Personal information
- Full name: Frederick Augustus Ford Smith
- Date of birth: 16 May 1887
- Place of birth: Buxton, England
- Date of death: 23 December 1957 (aged 70)
- Place of death: Macclesfield, England
- Position: Full back

Youth career
- 1904–1905: Buxton

Senior career*
- Years: Team / Apps / (Gls)
- 1905–1906: Wigan Town
- 1906–1909: Stockport County / 27 / (0)
- 1909–1910: Derby County / 5 / (0)
- 1910–1913: Macclesfield / 87 / (8)
- 1913–1914: Southampton / 16 / (0)
- 1920–1923: Macclesfield / 27 / (4)

= Fred Smith (footballer, born 1887) =

English footballer

Frederick Augustus Ford Smith (16 May 1887 – 23 December 1957) was an English footballer who played as a full back in the period prior to World War I.

==Football career==
He was born in Buxton and started his career playing in the Manchester League before signing for a fledgling Wigan Town in December 1905. His professional career began in 1906 during which he played League football for Stockport County and Derby County before giving up playing full-time to concentrate on his job as a motor mechanic in Macclesfield.

In May 1913, he was recruited by Southern Football League Southampton, by when he was at the "veteran" stage of his career. He initially played for the reserve team, where he was appointed captain. His "clean cut, up-standing image" had a beneficial effect on the youngsters. Following three successive defeats in October 1913, he made his first-team debut in a 2–0 defeat at Reading on 1 November, replacing Bert Lee at right-back. His "determination and speed" enabled him to retain his place for the next ten games, before giving way to Richard Brooks in January.
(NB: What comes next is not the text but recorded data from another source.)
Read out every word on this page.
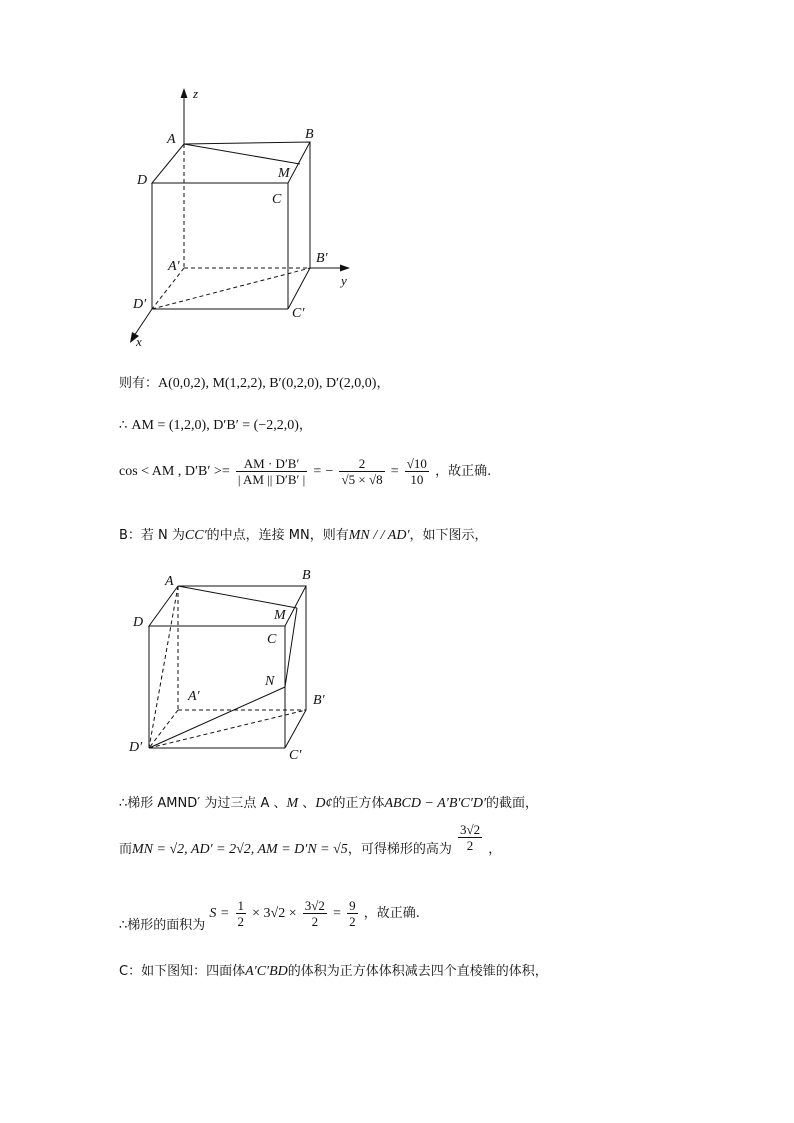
z
y
x
A	B
M
D
C
A′
B′
D′
C′
则有：A(0,0,2), M(1,2,2), B′(0,2,0), D′(2,0,0)，
∴ AM = (1,2,0), D′B′ = (−2,2,0)，
cos < AM , $D'B' >= \frac{AM \cdot D'B'}{| AM || D'B' |}$ = − $\frac{2}{√5 \times √8} = \frac{√10}{10}$ ，故正确.
B：若 N 为CC′的中点，连接 MN，则有MN / / AD′，如下图示，
A	B
M
D
C
N
A′	B′
D′
C′
∴梯形 AMND′ 为过三点 A 、M 、D¢的正方体ABCD − A′B′C′D′的截面，
而MN = √2, AD′ = 2√2, AM = D′N = √5，可得梯形的高为 $\frac{3√2}{2}$ ，
∴梯形的面积为 $S = \frac{1}{2} \times 3√2 \times \frac{3√2}{2} = \frac{9}{2}$ ，故正确.
C：如下图知：四面体A′C′BD的体积为正方体体积减去四个直棱锥的体积，
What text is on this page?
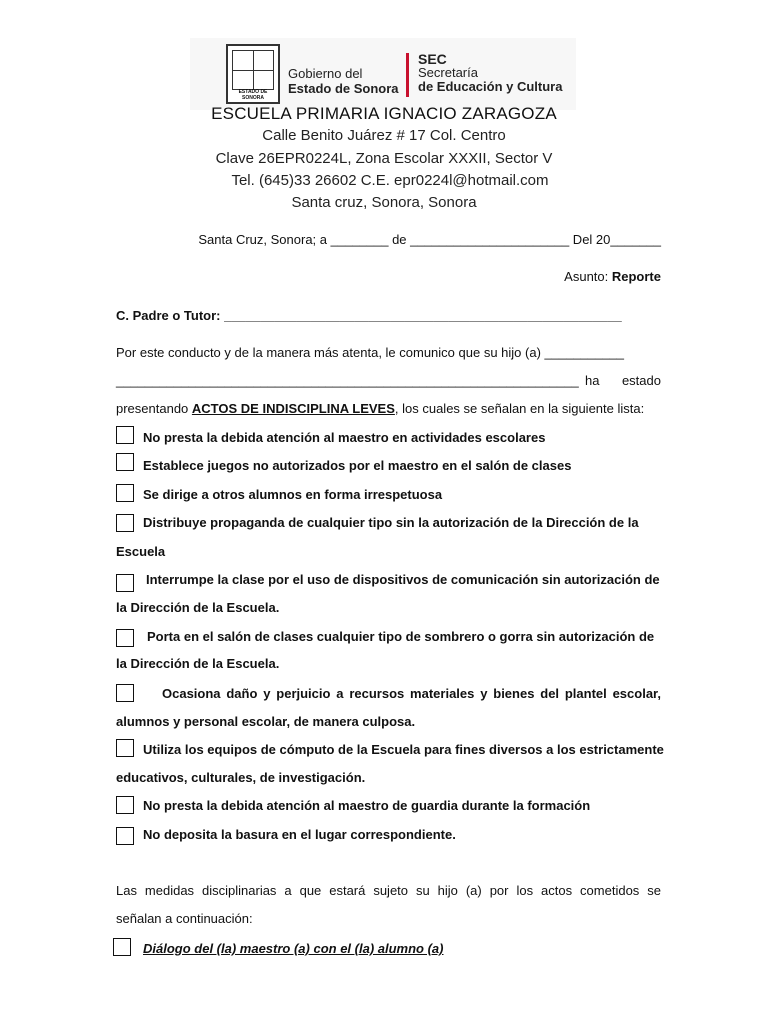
ESTADO DE SONORA
Gobierno del
Estado de Sonora
SEC
Secretaría
de Educación y Cultura
ESCUELA PRIMARIA IGNACIO ZARAGOZA
Calle Benito Juárez # 17 Col. Centro
Clave 26EPR0224L, Zona Escolar XXXII, Sector V
Tel. (645)33 26602 C.E. epr0224l@hotmail.com
Santa cruz, Sonora, Sonora
Santa Cruz, Sonora; a ________ de ______________________ Del 20_______
Asunto: Reporte
C. Padre o Tutor: _______________________________________________________
Por este conducto y de la manera más atenta, le comunico que su hijo (a) ___________
________________________________________________________________ ha estado
presentando ACTOS DE INDISCIPLINA LEVES, los cuales se señalan en la siguiente lista:
No presta la debida atención al maestro en actividades escolares
Establece juegos no autorizados por el maestro en el salón de clases
Se dirige a otros alumnos en forma irrespetuosa
Distribuye propaganda de cualquier tipo sin la autorización de la Dirección de la
Escuela
Interrumpe la clase por el uso de dispositivos de comunicación sin autorización de
la Dirección de la Escuela.
Porta en el salón de clases cualquier tipo de sombrero o gorra sin autorización de
la Dirección de la Escuela.
Ocasiona daño y perjuicio a recursos materiales y bienes del plantel escolar,
alumnos y personal escolar, de manera culposa.
Utiliza los equipos de cómputo de la Escuela para fines diversos a los estrictamente
educativos, culturales, de investigación.
No presta la debida atención al maestro de guardia durante la formación
No deposita la basura en el lugar correspondiente.
Las medidas disciplinarias a que estará sujeto su hijo (a) por los actos cometidos se
señalan a continuación:
Diálogo del (la) maestro (a) con el (la) alumno (a)
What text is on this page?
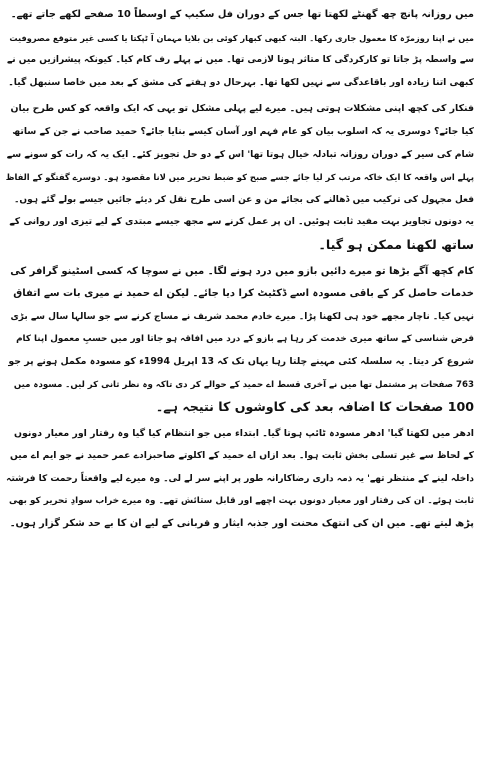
میں روزانہ پانچ چھ گھنٹے لکھتا تھا جس کے دوران فل سکیپ کے اوسطاً 10 صفحے لکھے جاتے تھے۔
میں نے اپنا روزمرّہ کا معمول جاری رکھا۔ البتہ کبھی کبھار کوئی بن بلایا مہمان آ ٹپکتا یا کسی غیر متوقع مصروفیت
سے واسطہ پڑ جاتا تو کارکردگی کا متاثر ہونا لازمی تھا۔ میں نے پہلے رف کام کیا۔ کیونکہ پیشرازیں میں نے
کبھی اتنا زیادہ اور باقاعدگی سے نہیں لکھا تھا۔ بہرحال دو ہفتے کی مشق کے بعد میں خاصا سنبھل گیا۔
فنکار کی کچھ اپنی مشکلات ہوتی ہیں۔ میرے لیے پہلی مشکل تو یہی کہ ایک واقعہ کو کس طرح بیان
کیا جائے؟ دوسری یہ کہ اسلوب بیان کو عام فہم اور آسان کیسے بنایا جائے؟ حمید صاحب نے جن کے ساتھ
شام کی سیر کے دوران روزانہ تبادلہ خیال ہوتا تھا' اس کے دو حل تجویز کئے۔ ایک یہ کہ رات کو سونے سے
پہلے اس واقعہ کا ایک خاکہ مرتب کر لیا جائے جسے صبح کو ضبط تحریر میں لانا مقصود ہو۔ دوسرے گفتگو کے الفاظ
فعل مجہول کی ترکیب میں ڈھالنے کی بجائے من و عن اسی طرح نقل کر دیئے جائیں جیسے بولے گئے ہوں۔
یہ دونوں تجاویز بہت مفید ثابت ہوئیں۔ ان پر عمل کرنے سے مجھ جیسے مبتدی کے لیے تیزی اور روانی کے
ساتھ لکھنا ممکن ہو گیا۔
کام کچھ آگے بڑھا تو میرے دائیں بازو میں درد ہونے لگا۔ میں نے سوچا کہ کسی اسٹینو گرافر کی
خدمات حاصل کر کے باقی مسودہ اسے ڈکٹیٹ کرا دیا جائے۔ لیکن اے حمید نے میری بات سے اتفاق
نہیں کیا۔ ناچار مجھے خود ہی لکھنا پڑا۔ میرے خادم محمد شریف نے مساج کرنے سے جو سالہا سال سے بڑی
فرض شناسی کے ساتھ میری خدمت کر رہا ہے بازو کے درد میں افاقہ ہو جاتا اور میں حسبِ معمول اپنا کام
شروع کر دیتا۔ یہ سلسلہ کئی مہینے چلتا رہا یہاں تک کہ 13 اپریل 1994ء کو مسودہ مکمل ہونے پر جو
763 صفحات پر مشتمل تھا میں نے آخری قسط اے حمید کے حوالے کر دی تاکہ وہ نظر ثانی کر لیں۔ مسودہ میں
100 صفحات کا اضافہ بعد کی کاوشوں کا نتیجہ ہے۔
ادھر میں لکھتا گیا' ادھر مسودہ ٹائپ ہوتا گیا۔ ابتداء میں جو انتظام کیا گیا وہ رفتار اور معیار دونوں
کے لحاظ سے غیر تسلی بخش ثابت ہوا۔ بعد ازاں اے حمید کے اکلوتے صاحبزادے عمر حمید نے جو ایم اے میں
داخلہ لینے کے منتظر تھے' یہ ذمہ داری رضاکارانہ طور پر اپنے سر لے لی۔ وہ میرے لیے واقعتاً رحمت کا فرشتہ
ثابت ہوئے۔ ان کی رفتار اور معیار دونوں بہت اچھے اور قابل ستائش تھے۔ وہ میرے خراب سوادِ تحریر کو بھی
پڑھ لیتے تھے۔ میں ان کی انتھک محنت اور جذبہ ایثار و قربانی کے لیے ان کا بے حد شکر گزار ہوں۔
Smith made a further five appearances in the latter part of the season.

At the end of the season, he was struggling to retain full fitness and decided to retire to concentrate on his motor career and returned to Macclesfield.

==Family==
Fred was a brother to William "Buxton" Smith who played for Buxton, Manchester City, and to Lancelot who also played for Wigan Town.